Wind the needlepoint thread back to the eye and then down the shank and back up until the fly has a nice plump body. Wind the thread behind the bead eye, tie in a few wraps, cut the needlepoint thread off and tie in securely. Then a ’V’ of rubbery leg material tied in behind the bead, legs pointing either forward or back. Knot off the tying thread and use enough clear nail polish or Hard as Hull, so that you leave a clear hard back and throat – an alternative to the half back. And voila, that’s all. My flies work as well as or better than works of art, and take a fraction of the time to tie. Digital facility does not reside in my digits.

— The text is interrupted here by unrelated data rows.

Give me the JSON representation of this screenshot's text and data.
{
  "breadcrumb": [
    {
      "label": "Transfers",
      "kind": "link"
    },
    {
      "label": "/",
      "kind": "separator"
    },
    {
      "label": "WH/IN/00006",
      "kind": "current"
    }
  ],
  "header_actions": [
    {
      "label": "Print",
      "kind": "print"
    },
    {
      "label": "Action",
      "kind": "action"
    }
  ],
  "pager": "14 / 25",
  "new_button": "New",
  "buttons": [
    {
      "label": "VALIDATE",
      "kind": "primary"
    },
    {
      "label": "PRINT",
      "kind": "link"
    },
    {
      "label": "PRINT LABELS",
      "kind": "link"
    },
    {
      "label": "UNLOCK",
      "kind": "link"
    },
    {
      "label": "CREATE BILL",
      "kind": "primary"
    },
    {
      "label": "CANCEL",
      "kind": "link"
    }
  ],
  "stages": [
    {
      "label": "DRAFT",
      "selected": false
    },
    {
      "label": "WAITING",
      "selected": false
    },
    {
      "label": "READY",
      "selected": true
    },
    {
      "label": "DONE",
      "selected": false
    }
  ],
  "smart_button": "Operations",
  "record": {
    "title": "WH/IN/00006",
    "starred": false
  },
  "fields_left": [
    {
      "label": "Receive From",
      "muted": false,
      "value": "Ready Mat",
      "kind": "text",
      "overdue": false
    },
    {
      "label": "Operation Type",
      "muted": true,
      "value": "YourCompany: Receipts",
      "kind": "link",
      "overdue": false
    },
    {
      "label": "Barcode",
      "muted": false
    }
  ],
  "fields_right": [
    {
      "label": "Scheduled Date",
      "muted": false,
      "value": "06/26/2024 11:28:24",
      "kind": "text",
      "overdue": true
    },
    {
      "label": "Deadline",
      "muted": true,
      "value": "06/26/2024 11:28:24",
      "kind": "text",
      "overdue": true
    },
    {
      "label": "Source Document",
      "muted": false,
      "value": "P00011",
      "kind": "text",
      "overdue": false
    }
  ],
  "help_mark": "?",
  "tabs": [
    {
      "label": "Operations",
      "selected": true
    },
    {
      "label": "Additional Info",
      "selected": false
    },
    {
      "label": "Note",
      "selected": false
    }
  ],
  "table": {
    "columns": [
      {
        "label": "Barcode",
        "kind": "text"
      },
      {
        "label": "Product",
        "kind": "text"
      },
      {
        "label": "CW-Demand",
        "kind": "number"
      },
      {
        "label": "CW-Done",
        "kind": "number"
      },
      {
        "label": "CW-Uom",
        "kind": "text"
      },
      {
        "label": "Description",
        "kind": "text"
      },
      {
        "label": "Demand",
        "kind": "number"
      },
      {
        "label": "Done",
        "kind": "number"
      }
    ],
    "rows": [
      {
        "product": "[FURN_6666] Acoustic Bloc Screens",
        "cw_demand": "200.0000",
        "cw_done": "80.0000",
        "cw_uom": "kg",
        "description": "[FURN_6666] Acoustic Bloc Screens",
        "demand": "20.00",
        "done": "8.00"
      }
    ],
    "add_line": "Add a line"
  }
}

Use an improved clinch knot to tie the nymph on, and pull the knot away from the hook eye so it helps with the natural movement of the dead drifted fly. In nymphing, you do not stand above the fish because the whole point in dead drifting is to mimic a nymph that has lost its rock and is tumbling as it passes downstream. You stand beside the fish, not above, which means that you have to sneak into position having spotted fish and stand still (so you don’t scare the fish), because this aids the tumble. You rod tip is high and passes downstream with the progress of your nymph. 

The reason is that you also have to be in contact with the fly, so that any uptake is spotted and immediately struck. And you do not stand above the fish because the nymph will swing past the fish, connected to the tip of the rod, and this is not the natural tumble a real nymph will present. It is an art to get high-sticking down, but it can be deadly for June fish.

It is a great satisfaction to take such a technique, get it working correctly, and then spend June with your Backroads Mapbook, finding where rivers enter or exit lakes. There are dozens and dozens of such locations on our island that has, if you can believe it, 123 watersheds. So get that gleam in your eye in the winter, planning your spring, and catch and release them rainbows in June. Oh, and there are some lovely March fisheries for cutthroat doing the same thing, even a few rivers where the sea-runs come in in January. And…



Note: A couple of good fly tying books: Skip Morris’, Fly Tying Made Clear and Simple; Bob Jones’/Paul Marriner’s, A Compendium of Canadian Fly Patterns.